We present an analysis of large-scale load balancing systems, where the processing time distribution of tasks depends on both the task and server types. Our study focuses on the asymptotic regime, where the number of servers and task types tend to infinity in proportion. In heterogeneous environments, commonly used load balancing policies such as Join Fastest Idle Queue and Join Fastest Shortest Queue exhibit poor performance and even shrink the stability region. Interestingly, prior to this work, finding a scalable policy with a provable performance guarantee in this setup remained an open question. To address this gap, we propose and analyze two asymptotically delay-optimal dynamic load balancing policies. The first policy efficiently reserves the processing capacity of each server for ``good" tasks and routes tasks using the vanilla Join Idle Queue policy. The second policy, called the speed-priority policy, significantly increases the likelihood of assigning tasks to the respective ``good" servers capable of processing them at high speeds. By leveraging a framework inspired by the graphon literature and employing the mean-field method and stochastic coupling arguments, we demonstrate that both policies achieve asymptotic zero queuing. Specifically, as the system scales, the probability of a typical task being assigned to an idle server approaches 1.

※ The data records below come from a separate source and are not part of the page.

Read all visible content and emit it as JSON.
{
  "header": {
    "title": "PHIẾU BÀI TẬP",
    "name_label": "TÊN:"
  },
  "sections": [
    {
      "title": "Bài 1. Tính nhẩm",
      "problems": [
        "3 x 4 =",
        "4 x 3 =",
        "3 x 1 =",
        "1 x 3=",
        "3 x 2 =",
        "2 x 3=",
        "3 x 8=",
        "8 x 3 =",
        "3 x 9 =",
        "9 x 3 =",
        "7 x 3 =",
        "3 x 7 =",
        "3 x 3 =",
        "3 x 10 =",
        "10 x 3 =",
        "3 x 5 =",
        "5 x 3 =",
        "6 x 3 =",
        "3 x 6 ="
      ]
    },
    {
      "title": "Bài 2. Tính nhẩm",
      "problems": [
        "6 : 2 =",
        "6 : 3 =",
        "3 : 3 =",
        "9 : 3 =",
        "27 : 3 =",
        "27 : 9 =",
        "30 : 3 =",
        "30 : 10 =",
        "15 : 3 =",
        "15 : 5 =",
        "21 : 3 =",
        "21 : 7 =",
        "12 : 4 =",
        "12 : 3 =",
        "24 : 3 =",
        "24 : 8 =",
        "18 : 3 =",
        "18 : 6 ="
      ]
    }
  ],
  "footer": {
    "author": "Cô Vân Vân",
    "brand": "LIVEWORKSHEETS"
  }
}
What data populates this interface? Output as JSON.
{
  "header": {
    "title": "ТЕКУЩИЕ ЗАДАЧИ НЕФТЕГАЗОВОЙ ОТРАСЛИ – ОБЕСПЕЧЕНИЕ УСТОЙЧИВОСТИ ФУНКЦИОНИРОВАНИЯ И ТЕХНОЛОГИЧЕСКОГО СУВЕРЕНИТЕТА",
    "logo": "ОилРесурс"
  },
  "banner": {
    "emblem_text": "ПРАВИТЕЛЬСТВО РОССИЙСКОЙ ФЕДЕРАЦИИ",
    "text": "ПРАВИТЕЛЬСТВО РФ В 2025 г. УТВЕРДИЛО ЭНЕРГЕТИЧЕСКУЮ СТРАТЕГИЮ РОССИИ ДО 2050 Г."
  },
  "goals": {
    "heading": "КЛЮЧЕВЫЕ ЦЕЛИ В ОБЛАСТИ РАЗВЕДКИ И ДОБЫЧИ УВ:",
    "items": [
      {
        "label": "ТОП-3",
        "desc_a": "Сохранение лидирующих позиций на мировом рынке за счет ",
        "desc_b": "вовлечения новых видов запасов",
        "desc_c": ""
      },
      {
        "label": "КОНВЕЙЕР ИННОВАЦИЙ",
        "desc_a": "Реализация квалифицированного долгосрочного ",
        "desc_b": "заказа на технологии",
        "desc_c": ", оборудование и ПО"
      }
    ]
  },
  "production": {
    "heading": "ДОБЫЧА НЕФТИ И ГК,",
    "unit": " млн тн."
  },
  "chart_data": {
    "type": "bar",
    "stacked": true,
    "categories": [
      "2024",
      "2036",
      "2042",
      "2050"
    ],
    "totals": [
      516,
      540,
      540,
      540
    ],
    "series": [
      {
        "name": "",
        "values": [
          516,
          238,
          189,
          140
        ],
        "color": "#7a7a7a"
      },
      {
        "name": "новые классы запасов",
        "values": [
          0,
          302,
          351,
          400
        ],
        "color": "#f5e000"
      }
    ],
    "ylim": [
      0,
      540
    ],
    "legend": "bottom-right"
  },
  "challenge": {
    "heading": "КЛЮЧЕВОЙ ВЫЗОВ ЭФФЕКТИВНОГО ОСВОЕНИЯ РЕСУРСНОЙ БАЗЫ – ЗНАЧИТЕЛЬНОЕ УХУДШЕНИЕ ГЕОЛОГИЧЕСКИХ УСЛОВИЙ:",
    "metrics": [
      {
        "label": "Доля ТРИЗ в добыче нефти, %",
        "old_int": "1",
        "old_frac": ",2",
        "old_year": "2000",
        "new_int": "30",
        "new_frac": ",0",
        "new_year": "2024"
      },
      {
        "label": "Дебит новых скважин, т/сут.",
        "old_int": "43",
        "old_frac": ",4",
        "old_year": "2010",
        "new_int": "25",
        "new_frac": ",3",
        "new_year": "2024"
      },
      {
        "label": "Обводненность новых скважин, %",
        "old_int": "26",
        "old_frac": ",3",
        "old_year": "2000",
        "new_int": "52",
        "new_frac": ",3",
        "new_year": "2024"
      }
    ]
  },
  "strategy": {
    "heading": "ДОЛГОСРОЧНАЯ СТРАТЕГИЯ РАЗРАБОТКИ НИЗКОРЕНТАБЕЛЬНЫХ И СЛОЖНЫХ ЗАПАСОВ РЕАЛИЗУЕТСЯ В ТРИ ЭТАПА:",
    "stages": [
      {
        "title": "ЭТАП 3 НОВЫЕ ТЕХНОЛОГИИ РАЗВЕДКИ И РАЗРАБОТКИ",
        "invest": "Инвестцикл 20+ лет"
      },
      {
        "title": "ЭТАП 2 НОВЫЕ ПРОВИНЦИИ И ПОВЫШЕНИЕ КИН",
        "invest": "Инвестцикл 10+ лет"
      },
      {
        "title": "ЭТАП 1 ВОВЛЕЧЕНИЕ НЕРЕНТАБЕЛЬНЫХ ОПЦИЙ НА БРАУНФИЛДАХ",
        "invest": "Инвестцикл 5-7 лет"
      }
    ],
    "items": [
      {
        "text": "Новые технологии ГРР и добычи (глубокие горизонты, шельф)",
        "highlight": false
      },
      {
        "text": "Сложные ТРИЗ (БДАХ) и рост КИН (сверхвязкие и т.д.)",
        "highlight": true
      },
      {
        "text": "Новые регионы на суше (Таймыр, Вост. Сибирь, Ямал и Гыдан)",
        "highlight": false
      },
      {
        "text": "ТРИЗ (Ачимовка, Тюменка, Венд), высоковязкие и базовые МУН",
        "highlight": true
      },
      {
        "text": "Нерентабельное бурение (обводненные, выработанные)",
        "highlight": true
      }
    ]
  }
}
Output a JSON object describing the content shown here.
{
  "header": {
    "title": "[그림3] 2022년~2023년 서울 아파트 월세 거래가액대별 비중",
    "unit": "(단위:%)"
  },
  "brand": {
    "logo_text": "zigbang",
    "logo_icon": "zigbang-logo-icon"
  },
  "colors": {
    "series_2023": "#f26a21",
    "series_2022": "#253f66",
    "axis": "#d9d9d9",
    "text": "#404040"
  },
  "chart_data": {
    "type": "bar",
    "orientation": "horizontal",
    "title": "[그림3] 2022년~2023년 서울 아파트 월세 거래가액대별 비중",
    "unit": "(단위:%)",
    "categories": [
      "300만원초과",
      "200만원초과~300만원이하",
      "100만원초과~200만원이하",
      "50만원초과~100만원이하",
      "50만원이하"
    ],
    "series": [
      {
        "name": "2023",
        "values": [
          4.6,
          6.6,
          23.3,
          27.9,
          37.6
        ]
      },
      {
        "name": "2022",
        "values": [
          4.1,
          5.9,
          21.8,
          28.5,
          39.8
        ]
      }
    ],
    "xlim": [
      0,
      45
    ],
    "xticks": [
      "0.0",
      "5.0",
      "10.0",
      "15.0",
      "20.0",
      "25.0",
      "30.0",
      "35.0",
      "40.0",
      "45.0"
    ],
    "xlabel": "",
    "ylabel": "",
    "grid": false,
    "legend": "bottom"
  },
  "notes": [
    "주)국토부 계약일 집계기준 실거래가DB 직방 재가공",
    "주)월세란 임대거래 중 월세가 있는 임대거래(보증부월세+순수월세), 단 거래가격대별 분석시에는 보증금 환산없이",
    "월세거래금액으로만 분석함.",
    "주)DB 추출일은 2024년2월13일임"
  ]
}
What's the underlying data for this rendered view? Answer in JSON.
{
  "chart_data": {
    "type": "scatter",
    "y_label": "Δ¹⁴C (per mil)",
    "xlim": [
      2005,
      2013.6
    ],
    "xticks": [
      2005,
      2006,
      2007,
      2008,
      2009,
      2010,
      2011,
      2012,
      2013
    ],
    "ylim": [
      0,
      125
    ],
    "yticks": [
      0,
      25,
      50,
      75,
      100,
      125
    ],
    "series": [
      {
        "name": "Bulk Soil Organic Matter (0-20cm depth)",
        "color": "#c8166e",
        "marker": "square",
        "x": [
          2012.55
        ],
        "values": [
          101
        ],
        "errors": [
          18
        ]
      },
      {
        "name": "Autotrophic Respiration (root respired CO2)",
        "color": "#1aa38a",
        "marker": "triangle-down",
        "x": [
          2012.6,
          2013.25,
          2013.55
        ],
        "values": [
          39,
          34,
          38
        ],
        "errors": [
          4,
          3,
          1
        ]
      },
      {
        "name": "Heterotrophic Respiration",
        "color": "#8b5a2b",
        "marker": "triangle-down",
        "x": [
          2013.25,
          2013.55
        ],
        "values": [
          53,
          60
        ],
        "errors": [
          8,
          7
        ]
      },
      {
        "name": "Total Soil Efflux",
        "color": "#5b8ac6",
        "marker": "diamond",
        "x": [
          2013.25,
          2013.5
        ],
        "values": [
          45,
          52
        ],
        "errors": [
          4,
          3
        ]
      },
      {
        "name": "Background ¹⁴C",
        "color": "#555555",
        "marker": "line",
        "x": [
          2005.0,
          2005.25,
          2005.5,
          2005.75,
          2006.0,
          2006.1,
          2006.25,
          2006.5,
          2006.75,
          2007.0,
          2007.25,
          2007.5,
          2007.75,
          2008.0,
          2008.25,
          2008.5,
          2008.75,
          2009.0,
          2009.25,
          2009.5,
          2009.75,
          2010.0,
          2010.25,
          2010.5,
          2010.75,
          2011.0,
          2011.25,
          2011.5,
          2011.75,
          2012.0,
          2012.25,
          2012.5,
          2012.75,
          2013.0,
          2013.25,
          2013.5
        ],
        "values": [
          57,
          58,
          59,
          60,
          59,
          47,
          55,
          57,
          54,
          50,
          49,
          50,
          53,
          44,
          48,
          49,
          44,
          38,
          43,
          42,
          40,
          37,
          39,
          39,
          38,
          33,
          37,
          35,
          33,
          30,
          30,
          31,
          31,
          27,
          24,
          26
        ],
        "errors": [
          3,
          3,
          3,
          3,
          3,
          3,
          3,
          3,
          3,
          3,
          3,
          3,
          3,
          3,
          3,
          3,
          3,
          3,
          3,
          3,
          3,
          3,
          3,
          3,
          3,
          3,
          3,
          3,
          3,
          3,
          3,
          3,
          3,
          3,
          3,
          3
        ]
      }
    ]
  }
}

翻译：我们分析了大尺度负载均衡系统，其中任务的处理时间分布既依赖于任务类型也依赖于服务器类型。研究聚焦于渐近情形，即服务器数量和任务类型数量按比例趋于无穷大。在异构环境中，常用的负载均衡策略（如“加入最快空闲队列”和“加入最短队列”）表现不佳，甚至缩小了稳定域。有趣的是，在本工作之前，为这一设定设计具有可证明性能保证的可扩展策略仍是一个未解难题。为填补这一空白，我们提出并分析了两种渐近延迟最优的动态负载均衡策略。第一种策略高效地为每个服务器预留处理能力以服务“优质”任务，并通过原始的“加入空闲队列”策略路由任务。第二种策略称为“速度优先策略”，显著提高了将任务分配给能够高速处理它们的相应“优质”服务器的概率。借助图论文献启发的框架、均场方法和随机耦合论证，我们证明两种策略均实现了渐近零排队。具体而言，随着系统规模的扩展，典型任务被分配给空闲服务器的概率趋近于1。